This is an C++14 implementation of Consistent hashing, abstracted as a Ring
of tokens, with a ring_segment
data structure that represents a segment of the ring. We have been using this implementation for many years in building multiple distributed systems, including our massive scale, high performance distributed store (CloudDS).
Please check the comments in the single header file for how to use the data structures and their APIs, and how it works. It is pretty trivial to use it and various useful methods are implemented for building robust distributed services. You should also check the wiki, startng with the transition plan page
Just include consistent_hashing.h, and make sure you set std=c++14
or higher compiler option.
If you are going to need more than 2^64 ring tokens, and you probably should, you will need a struct or class to represent it (because an uin64_t won't suffice). In this case, you need to implement a few things:
- You need a
TrivialCmp()
implementation for your token type. This should return < 0, 0, or > 0 depending on the comparison result of two tokens. Hopefully, a future C++ standard update will introduce the spaceship operator we could override and solve this more elegantly, but for now this will have to do.
template<>
static inline int8_t TrivialCmp<hugetoken_t>(const hugetoken_t &a, const hugetoken_t &b)
{
// return comparison result
}
- You will need to implement an appropriate
std::numeric_limits<hugetoken_t>::min()
, like so:
namespace std
{
template<>
struct numeric_limits<hugetoken_t>
{
static inline const hugetoken_t min()
{
//return minimum possible token (e.g 0)
}
};
}
- Implement appropriate
std::min()
andstd::max()
methods like so:
namespace std
{
template<>
inline const hugetoken_t &min<hugetoken_t>(const hugetoken_t &a, const hugetoken_t &b)
{
// return whichever is lower
}
template<>
inline const hugetoken_t &max<hugetoken_t>(const hugetoken_t &a, const hugetoken_t &b)
{
// return whichever is higher
}
}
- Finally, you should implement appropriate
operator==
,operator!=
,operator<
andoperator>
methods for your hugetoken_t
This is really not that much work, and chances are you are already doing that anyway to support other needs of your codebase.
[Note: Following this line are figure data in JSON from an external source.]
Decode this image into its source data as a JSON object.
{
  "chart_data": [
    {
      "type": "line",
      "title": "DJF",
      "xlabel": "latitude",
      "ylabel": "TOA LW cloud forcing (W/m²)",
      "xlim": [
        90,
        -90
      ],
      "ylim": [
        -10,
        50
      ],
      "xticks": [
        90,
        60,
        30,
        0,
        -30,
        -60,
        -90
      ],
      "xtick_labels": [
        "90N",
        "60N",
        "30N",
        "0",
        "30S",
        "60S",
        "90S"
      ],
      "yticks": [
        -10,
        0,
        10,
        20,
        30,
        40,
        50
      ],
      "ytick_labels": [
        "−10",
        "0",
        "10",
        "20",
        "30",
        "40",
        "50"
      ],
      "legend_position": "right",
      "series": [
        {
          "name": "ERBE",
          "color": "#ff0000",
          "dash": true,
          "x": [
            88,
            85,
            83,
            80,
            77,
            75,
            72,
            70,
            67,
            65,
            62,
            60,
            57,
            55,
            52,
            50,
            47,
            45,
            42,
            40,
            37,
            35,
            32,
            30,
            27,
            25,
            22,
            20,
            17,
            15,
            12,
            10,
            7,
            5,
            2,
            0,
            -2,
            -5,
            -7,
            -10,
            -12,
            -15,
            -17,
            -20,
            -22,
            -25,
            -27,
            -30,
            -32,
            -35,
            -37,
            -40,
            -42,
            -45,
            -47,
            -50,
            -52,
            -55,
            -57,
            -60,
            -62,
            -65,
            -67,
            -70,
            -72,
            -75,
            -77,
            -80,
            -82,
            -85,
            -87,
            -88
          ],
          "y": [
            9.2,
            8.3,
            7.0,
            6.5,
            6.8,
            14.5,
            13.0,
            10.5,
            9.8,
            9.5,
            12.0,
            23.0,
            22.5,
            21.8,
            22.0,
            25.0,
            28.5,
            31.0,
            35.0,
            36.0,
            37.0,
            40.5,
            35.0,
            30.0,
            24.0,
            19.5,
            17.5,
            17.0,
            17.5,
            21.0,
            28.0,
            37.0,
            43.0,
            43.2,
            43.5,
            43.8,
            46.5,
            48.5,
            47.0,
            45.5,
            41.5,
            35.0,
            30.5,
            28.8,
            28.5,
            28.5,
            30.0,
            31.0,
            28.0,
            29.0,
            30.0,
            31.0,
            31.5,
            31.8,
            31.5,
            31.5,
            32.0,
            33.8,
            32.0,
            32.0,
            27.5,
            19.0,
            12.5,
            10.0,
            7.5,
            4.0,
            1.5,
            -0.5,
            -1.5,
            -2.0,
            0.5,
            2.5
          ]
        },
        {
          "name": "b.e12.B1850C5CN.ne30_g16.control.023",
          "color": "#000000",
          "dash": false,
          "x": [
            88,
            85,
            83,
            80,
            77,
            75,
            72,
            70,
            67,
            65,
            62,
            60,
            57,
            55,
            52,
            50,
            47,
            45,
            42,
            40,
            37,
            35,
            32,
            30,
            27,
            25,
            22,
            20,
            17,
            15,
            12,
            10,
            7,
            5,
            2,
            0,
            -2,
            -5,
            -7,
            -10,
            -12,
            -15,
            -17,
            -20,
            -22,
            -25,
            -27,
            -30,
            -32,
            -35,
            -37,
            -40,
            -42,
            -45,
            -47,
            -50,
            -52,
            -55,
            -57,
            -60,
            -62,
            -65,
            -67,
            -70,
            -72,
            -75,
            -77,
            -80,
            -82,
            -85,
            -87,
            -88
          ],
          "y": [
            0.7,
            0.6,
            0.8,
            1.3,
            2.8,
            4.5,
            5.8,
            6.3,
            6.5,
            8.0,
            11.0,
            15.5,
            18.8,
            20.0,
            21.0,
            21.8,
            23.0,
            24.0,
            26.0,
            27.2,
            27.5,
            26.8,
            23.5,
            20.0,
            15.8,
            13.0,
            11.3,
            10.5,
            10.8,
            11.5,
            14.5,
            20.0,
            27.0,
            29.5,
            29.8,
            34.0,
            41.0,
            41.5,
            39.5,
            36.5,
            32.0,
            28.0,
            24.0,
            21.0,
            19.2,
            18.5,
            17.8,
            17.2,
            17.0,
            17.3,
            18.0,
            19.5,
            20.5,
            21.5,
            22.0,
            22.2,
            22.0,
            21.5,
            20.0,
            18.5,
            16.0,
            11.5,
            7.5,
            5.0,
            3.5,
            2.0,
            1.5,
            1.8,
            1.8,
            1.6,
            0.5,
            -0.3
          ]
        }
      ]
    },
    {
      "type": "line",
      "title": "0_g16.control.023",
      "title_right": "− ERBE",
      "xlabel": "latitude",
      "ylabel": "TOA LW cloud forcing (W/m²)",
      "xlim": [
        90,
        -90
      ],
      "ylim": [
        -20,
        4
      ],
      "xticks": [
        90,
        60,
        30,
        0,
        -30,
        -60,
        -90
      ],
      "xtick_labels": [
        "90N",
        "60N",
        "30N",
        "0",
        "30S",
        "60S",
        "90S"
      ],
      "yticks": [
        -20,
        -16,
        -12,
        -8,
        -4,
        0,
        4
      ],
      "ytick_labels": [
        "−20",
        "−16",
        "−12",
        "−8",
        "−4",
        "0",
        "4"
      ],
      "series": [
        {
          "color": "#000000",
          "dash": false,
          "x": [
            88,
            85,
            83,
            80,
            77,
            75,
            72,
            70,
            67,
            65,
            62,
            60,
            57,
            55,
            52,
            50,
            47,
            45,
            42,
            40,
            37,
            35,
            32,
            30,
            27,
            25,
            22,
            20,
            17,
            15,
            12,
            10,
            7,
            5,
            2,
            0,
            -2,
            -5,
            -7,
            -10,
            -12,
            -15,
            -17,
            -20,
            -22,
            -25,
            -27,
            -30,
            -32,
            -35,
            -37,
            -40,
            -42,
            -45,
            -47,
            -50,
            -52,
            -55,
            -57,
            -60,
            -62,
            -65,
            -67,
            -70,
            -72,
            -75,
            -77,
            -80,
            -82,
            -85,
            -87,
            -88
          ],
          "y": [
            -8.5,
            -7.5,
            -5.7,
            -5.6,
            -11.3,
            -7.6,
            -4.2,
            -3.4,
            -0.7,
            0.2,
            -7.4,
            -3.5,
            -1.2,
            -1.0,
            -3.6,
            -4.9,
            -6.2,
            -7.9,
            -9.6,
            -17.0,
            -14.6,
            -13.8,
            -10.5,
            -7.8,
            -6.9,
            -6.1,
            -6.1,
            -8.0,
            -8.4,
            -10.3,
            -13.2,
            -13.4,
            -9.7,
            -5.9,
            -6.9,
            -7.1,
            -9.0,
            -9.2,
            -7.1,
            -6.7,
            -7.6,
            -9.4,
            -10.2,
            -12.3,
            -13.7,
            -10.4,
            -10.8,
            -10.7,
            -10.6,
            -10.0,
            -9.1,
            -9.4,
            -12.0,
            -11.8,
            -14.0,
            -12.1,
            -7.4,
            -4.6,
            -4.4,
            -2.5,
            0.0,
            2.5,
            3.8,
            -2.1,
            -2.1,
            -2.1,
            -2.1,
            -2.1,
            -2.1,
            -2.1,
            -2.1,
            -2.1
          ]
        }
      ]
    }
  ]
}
Please read about transition plans first.
#include <consistent_hashing.h>
int main()
{
using token_t = uint32_t;
using segment_t = ConsistentHashing::ring_segment<token_t>;
using ring_t = ConsistentHashing::Ring<token_t>;
using node_t = uint32_t;
// Suppose we have a simple ring, and of those tokens, only
// one is owned by the node we wish to update (node 1)
std::pair<node_t, token_t> ringStructure[] =
{
{100, 10},
{200, 20},
{300, 30},
{400, 40},
{500, 50},
{600, 60},
{1, 70}, /* this is the only token owned by node 1 */
{800, 80},
{900, 90},
{1000, 100},
{150, 110},
{1200, 120}};
std::vector<node_t> ringTokensNodes, ringTokens;
// We need all ring tokens, and all associated nodes for those tokens.
// We also need to collect the tokens owned by the node
for (auto it = std::begin(ringStructure), end = std::end(ringStructure); it != end; ++it)
{
const auto &v = *it;
ringTokens.push_back(v.second);
ringTokensNodes.push_back(v.first);
}
// This is a simple method that returns the replicas for a given token
// In practice, you wouldn't allocate any memory here (i.e no std::vector<> use), you 'd
// pay a lot of attention to performance, and you 'd possiblyh consider physical placement of node
// (i.e at least one from local DC and the rest from other DCs)
const auto replicas_of = [](const auto &ring, const auto ringTokensNodes, const token_t token, node_t *const out) {
static constexpr uint8_t replicationFactor{2}; // how many copies of each ring segment we need at any given time
const auto base = ring.index_owner_of(token); // index in the ring tokens for the token-owner of token(input)
uint32_t i{base}, n{0};
// walk the the ring clockwise until we have enough nodes to return
do
{
const auto node = ringTokensNodes[i];
if (std::find(out, out + n, node) == out + n)
{
// haven't collected that node yet
// we only care for distinct nodes
out[n++] = node;
if (n == replicationFactor)
break;
}
i = (i + 1) % ring.size();
} while (i != base);
return n;
};
// This is our ring
const ring_t ring(ringTokens.data(), ringTokens.size());
// those are the changes
const std::unordered_map<node_t, std::vector<token_t>> topologyUpdates{
{1, {35, 95}},
{110, {}}, // will remove node from the ring
{64, {7}}};
// Create the transition plan
auto plan = ring.transition(ringTokensNodes.data(), topologyUpdates, replicas_of);
for (auto &it : plan)
{
const auto segment = it.first;
const auto &toFrom = it.second;
const auto target = toFrom.first;
auto sources = toFrom.second;
// Let's filter the sources, so that we only pull from the nodes closest to us in terms of node hopes
sources.resize(ring_t::filter_by_distance(sources.data(), sources.data() + sources.size(), [target](const auto node) {
return 1; // TODO: return an appropriate distance from target to node
}) -
sources.data());
}
// Please read https://github.com/phaistos-networks/ConsistentHashing/wiki/Transition-Plan
schedule_transfer(std::move(plan),
[ ringTokensNodes, ring, topologyUpdates ]() {
const auto newTopology = ring.new_topology(ringTokensNodes.data(), topologyUpdates);
switch_to_ring(newTopology);
});
return 0;
}
--
With the included data structures and implemented algorithms, it should be trivial to build robust consistent-hashing based replication for your distributed systems.
Have Fun!